In this subsection, we will define a neural network to decode binary voxel grids. Define the decoder network in src/model.py
file.
Run the file python train.py dtype='voxel'
, to train single view to voxel grid pipeline, feel free to tune the hyperparameters as per your need.
After trained, visualize the input RGB, ground truth voxel grid and predicted voxel in eval.py
file using: python eval.py dtype='voxel'
.
You need to add the respective visualization code in eval.py
to show both the predicted voxel and the mesh side by side.
In this subsection, we will define a neural network to decode point clouds. Similar as above, define the decoder network in src/model.py
file.
Run the file python train.py dtype='point'
, to train single view to pointcloud pipeline, feel free to tune the hyperparameters as per your need.

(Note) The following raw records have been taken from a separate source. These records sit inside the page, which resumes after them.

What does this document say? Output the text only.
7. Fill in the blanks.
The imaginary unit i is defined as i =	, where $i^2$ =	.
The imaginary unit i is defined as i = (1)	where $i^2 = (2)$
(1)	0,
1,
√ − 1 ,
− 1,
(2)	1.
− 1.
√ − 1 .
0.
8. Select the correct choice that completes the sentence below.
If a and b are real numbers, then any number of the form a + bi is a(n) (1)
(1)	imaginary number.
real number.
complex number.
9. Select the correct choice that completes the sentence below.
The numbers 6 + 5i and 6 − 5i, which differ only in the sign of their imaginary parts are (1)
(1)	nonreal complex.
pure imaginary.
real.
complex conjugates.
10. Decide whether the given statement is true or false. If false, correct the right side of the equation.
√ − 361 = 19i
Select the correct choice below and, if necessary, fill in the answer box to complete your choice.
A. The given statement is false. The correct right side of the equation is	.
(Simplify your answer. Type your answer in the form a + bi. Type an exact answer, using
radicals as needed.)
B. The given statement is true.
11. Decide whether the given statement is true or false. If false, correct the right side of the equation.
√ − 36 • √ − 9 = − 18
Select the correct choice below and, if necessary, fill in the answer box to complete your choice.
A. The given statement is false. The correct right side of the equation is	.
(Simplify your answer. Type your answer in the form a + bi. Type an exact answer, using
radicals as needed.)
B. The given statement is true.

After trained, visualize the input RGB, ground truth point cloud and predicted point cloud in eval.py
file using: python eval.py dtype='point'
.
Analyse the results, by varying an hyperparameter of your choice. For example n_points
or vision model
or lr
etc. Try to be unique and conclusive in your analysis.
Feel free to file an issue if you think this template has a major flaw.
※ Noted: The API docs might still not be complete, it's essential to trace the source code in their own project github repo.